There are still 14 states without medical cannabis programs. According to reform organization Marijuana Policy Project, that is 14 too many.
In Alabama, where a medical cannabis bill now sits on Republican Gov. Kay Ivey’s desk, House lawmakers spent nearly 10 hours filibustering its progress on Tuesday, before more debate and a final vote resulted in passage by a supermajority, 68-34, on Thursday.
What were the arguments against helping people with qualifying health conditions get the relief they need?
One Republican opponent said he worried that medical use could be a “gateway” to an adult-use program, which would change the very fabric of who Alabamians are as a state. Other opponents were concerned that cannabis is not approved through the U.S. Food and Drug Administration.
But those reservations were met with the fact that the COVID-19 vaccines are not FDA-approved either, while pharmaceutical opioids, like OxyContin and fentanyl, were approved more than 20 years ago to treat pain.
“What I find interesting is that in this medical cannabis debate, who exactly we’re guiding people towards if we continue to deny access to medical cannabis,” Alabama state Rep. Chris England said on the House floor this week.
Rep. Laura Hall talked about how her son, Ato, died of AIDS in the 1990s, after he could no longer endure his azidothymidine (AZT) antiretroviral medication. She introduced a medical cannabis bill to the House two decades ago.
“I’ve always believed if there had just been something else that he could have taken, something else that would have helped him, he might have been living today,” Hall said.

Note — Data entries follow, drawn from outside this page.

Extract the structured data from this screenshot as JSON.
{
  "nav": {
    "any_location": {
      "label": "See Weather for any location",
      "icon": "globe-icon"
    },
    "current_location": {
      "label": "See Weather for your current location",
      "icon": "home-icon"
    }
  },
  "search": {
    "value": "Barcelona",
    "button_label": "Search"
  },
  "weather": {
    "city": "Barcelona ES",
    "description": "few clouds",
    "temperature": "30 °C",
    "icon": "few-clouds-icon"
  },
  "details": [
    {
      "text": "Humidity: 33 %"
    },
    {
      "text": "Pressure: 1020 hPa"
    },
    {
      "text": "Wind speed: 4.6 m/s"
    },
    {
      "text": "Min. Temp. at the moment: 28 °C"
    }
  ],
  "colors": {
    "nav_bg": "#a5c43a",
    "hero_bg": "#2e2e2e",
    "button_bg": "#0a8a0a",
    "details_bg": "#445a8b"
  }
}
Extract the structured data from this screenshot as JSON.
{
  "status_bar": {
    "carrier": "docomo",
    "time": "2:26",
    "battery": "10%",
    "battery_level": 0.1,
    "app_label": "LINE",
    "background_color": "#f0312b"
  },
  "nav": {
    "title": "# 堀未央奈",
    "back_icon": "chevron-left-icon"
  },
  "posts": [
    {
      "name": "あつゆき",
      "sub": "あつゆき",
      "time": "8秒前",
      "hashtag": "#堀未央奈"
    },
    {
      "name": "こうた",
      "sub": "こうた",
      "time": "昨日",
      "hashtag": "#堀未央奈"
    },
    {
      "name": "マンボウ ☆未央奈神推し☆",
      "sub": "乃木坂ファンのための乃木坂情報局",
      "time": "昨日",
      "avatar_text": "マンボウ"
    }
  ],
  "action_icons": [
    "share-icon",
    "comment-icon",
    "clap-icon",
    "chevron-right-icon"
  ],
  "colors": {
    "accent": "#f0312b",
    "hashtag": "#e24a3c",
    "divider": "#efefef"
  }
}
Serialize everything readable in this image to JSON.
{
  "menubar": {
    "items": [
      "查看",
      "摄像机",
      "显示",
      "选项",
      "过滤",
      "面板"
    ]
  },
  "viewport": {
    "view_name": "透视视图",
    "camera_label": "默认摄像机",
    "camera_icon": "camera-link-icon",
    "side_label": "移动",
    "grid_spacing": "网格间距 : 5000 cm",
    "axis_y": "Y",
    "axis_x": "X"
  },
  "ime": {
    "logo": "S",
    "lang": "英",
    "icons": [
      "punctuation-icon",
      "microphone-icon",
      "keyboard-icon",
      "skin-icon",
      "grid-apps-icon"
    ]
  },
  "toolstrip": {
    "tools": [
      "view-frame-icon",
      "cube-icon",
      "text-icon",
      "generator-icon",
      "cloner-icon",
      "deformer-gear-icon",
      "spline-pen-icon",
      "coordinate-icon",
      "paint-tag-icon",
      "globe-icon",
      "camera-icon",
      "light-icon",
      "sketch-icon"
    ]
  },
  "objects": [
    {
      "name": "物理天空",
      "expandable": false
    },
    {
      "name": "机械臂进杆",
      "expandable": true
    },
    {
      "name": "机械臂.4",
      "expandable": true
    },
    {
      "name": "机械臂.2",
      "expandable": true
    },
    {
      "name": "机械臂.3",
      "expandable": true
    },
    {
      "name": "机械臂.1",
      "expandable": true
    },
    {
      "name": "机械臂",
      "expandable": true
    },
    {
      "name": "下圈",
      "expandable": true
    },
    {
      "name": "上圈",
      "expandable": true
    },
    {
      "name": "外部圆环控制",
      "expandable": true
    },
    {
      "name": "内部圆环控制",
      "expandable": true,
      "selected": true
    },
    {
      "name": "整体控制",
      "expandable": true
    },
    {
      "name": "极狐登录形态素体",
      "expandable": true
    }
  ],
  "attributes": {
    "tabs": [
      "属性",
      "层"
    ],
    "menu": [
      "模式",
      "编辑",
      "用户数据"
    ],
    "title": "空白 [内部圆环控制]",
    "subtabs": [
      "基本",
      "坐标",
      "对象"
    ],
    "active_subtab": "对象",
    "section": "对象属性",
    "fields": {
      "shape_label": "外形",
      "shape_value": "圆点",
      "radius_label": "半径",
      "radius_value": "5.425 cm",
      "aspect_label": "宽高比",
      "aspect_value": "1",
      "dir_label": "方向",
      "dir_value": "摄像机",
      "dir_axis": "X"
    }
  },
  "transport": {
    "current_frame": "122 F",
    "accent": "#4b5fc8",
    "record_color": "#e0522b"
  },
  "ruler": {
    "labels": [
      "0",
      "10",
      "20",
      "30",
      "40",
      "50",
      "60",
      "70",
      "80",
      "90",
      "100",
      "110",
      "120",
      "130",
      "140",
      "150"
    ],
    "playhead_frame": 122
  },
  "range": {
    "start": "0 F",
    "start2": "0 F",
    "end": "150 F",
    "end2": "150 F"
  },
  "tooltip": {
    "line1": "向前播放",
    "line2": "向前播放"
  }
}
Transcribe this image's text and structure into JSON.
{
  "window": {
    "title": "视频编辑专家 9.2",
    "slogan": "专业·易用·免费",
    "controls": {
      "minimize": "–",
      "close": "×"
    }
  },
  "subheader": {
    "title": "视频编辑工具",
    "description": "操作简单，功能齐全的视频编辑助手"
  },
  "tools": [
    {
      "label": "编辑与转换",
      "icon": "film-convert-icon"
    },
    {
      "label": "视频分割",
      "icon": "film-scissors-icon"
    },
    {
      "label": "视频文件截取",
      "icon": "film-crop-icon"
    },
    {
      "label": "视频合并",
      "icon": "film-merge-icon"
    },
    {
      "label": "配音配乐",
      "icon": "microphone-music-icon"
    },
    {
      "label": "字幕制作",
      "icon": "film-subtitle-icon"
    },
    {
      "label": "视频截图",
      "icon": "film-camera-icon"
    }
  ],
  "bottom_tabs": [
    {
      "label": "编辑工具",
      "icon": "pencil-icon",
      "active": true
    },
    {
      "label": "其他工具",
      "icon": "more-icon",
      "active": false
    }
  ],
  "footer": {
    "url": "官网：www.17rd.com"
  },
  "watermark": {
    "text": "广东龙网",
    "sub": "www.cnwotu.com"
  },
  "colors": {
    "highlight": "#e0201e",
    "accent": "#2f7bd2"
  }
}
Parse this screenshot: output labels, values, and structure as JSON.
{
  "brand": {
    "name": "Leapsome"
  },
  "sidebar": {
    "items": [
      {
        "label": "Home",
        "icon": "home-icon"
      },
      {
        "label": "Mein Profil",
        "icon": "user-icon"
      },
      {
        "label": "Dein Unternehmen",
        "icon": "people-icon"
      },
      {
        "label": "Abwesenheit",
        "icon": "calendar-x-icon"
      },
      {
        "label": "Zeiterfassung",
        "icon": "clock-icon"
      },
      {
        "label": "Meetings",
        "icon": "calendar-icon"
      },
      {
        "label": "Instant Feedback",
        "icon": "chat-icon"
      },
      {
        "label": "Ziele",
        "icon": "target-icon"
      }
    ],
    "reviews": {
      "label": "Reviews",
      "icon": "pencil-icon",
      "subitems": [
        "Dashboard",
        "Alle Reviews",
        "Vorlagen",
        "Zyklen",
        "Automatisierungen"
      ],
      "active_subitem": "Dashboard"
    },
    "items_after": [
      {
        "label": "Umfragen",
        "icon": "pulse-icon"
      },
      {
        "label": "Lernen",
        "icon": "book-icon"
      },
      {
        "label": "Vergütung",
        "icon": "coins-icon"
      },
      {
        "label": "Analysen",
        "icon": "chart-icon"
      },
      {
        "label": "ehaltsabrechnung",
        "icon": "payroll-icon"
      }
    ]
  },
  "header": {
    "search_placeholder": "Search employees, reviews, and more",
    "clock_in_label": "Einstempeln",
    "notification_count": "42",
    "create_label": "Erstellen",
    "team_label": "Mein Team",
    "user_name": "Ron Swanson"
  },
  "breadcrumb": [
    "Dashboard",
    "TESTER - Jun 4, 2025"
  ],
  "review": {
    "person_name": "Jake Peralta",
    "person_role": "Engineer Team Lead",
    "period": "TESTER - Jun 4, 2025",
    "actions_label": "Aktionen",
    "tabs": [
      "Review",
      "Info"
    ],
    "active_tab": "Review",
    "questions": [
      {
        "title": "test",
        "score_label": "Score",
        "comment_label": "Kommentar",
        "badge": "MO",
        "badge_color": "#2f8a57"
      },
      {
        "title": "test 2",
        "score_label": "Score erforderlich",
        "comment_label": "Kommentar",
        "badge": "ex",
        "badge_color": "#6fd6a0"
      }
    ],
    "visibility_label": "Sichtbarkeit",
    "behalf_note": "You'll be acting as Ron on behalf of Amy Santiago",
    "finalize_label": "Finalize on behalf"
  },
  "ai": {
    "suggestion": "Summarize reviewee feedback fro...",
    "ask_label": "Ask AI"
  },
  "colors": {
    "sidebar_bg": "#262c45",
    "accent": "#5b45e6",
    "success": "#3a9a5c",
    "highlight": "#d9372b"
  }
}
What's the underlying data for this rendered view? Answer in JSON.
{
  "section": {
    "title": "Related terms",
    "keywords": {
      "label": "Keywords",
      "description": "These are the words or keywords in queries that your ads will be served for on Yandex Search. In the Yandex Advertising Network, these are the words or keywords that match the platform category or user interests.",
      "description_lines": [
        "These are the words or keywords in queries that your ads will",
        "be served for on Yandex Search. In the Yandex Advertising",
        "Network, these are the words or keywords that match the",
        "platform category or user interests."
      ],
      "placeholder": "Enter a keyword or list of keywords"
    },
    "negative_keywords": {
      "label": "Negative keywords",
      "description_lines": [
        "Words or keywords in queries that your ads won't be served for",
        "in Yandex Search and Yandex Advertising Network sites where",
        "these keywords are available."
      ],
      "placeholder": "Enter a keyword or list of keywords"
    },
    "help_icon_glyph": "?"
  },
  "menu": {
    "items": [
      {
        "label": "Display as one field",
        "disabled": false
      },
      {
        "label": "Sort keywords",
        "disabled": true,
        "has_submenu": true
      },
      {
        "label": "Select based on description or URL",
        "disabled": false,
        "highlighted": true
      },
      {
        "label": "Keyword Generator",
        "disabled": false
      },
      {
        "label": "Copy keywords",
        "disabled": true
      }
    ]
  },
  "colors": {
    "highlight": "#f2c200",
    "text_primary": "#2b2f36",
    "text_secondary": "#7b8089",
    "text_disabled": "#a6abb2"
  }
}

In addition to pain and HIV/AIDS, medical cannabis is often recommended for those suffering from anxiety, autism, cancer, Crohn’s disease, epilepsy, fibromyalgia, menopause or premenstrual syndrome, multiple sclerosis, persistent nausea, post-traumatic stress disorder, sickle cell anemia, spasticity, and Tourette syndrome, among other ailments.
While people’s health deteriorates under those conditions, other Alabama lawmakers also voted against the bill because there wasn’t a dosing limit on milligrams of THC in oral products like gummies, or there wasn’t a clause to shift distribution rights from dispensaries to pharmacies should the federal government reschedule cannabis’ drug status.
Fortunately for potential patients, lawmakers in Alabama sided with the constituents they represent—nine in 10 Americans favor some form of cannabis legalization—as well as health care professionals. Seventy percent of 450 responding physicians from diverse medical specialties who are members of the Medical Association of the State of Alabama support medical cannabis legalization, according to an April 2021 survey funded by the University of Alabama at Birmingham Lister Hill Center for Health Policy.
Continuing to criminalize the medical use of cannabis only prevents seriously ill patients from getting the relief they need and deserve.